Arnaud Petit, Geschäftsführer des International Grains Council, argumentiert, dass „die Marktnachfrage und nicht die öffentliche Unterstützung der Hauptantriebsfaktor für die Entwicklung ihrer Unternehmen für EU-Landwirte sein wird.“ Dies ist umso relevanter in Zeiten der Unsicherheit über das politische Umfeld in der EU.“
Derzeit können größere landwirtschaftliche Betriebe oft Lebensmittel zu geringeren Kosten produzieren, indem sie Chemikalien wie Pestizide einsetzen, um die Produktivität zu steigern und Verluste zu reduzieren. Aber das sei laut Birker eine falsche Ökonomie. „Die Preise, die wir in Supermärkten sehen, spiegeln nicht die tatsächlichen Kosten des Produkts wider. Dies ist ein politisches Problem, mit dem wir konfrontiert sind.“
Langfristig glaubt Onorati, dass agrarökologische Praktiken durch die Arbeit mit der Natur und nicht gegen sie dazu beitragen werden, die Preise zu stabilisieren, indem sie die Landwirte vor Marktschwankungen schützen und dazu beitragen, die landwirtschaftlichen Produktionskosten zu senken.

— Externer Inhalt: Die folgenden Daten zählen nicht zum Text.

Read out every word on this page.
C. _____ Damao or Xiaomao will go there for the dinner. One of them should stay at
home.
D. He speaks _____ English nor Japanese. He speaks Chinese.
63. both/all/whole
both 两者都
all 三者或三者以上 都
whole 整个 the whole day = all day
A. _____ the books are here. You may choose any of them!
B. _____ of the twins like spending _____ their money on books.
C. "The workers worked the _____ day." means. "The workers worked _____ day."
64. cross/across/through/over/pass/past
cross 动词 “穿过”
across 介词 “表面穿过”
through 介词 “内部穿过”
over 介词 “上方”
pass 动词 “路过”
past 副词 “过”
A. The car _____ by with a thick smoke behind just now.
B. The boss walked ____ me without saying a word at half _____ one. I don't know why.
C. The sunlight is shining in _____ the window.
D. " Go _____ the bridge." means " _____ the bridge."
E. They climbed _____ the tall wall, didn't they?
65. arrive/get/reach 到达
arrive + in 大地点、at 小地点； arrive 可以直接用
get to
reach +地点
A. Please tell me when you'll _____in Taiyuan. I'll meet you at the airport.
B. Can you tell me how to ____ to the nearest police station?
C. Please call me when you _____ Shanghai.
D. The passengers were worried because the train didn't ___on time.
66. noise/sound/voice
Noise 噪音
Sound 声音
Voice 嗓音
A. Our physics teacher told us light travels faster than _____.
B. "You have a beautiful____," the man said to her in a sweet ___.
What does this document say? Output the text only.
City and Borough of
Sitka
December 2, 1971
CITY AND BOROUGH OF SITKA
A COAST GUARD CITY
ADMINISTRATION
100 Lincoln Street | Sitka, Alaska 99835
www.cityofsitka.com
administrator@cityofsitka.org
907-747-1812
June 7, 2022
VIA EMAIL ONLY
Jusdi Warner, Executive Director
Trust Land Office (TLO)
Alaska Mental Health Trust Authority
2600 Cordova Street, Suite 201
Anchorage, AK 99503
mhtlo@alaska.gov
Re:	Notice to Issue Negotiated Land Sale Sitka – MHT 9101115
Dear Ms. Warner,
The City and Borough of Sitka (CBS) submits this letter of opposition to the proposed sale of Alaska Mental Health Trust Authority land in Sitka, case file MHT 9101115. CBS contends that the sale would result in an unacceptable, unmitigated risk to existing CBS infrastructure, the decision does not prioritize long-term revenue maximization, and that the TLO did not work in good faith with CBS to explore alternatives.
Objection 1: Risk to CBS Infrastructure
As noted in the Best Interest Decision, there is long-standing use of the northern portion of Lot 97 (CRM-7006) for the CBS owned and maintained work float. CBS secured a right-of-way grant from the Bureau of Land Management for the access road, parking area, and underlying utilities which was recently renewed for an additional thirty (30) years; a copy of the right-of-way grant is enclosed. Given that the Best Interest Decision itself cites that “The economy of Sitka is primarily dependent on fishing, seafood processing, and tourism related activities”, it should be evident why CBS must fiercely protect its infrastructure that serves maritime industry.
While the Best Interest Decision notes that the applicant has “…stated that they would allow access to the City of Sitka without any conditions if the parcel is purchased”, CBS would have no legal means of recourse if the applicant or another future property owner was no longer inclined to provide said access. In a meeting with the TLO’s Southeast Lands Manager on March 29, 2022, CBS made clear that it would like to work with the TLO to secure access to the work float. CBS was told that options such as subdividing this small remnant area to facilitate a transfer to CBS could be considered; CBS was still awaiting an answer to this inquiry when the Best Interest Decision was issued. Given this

„Wenn sie durch entsprechende öffentliche Maßnahmen und finanzielle Ressourcen unterstützt werden, können kleine und mittlere agrarökologische Betriebe zu geringeren Kosten produzieren. Dadurch können sie den Verbrauchern stabilere Preise und insgesamt niedrigere Preise im Verhältnis zur Qualität des Produkts anbieten.“
Messung und Preisgestaltung des Ökosystems
Die Ausweitung dieser neuen Art der Landwirtschaft wird eine Herausforderung bleiben, solange der Markt bestimmte landwirtschaftliche Praktiken nicht eindeutig wertschätzt.
Die von Climate Farmers vorgeschlagene Lösung liegt in der Messung und Preisgestaltung von Ökosystemleistungen. Nachdem Birker zwei Jahre lang an der Entwicklung einer Carbon Credits-Methodik gearbeitet hat, möchte er dieses Konzept weiterentwickeln.
„Unternehmen wissen nicht, wie groß der Schaden für die Artenvielfalt ist, und sie fühlen sich nicht verpflichtet, dafür zu zahlen. Wenn es einen größeren Markt für Ökosystemdienstleistungen gäbe, könnten wir die Zunahme der Artenvielfalt mithilfe der eDNA-Technologie und die Erhöhung der Bodenwasserspeicherkapazität mithilfe der Satellitentechnologie ganz einfach messen“, erklärt Birker.
„Wenn Landwirte nachweisen würden, dass sie diese Ökosystemleistungen erbringen, würden sie mehr Subventionen erhalten. Daraus würden wir einen groß angelegten Übergang zur regenerativen Landwirtschaft erleben, denn plötzlich hätten die Landwirte ein Geschäftsmodell.“
Damit dies geschieht, muss der öffentliche Sektor eingreifen und die Rolle der Kleinbauern bei der Erhaltung der Umweltstabilität, des europäischen Lebensmittelsystems und der Artenvielfalt für künftige Generationen wertschätzen.
„Wir alle haben ein Interesse daran, die Landwirte dabei zu unterstützen, dies zu erreichen“, schließt Birker.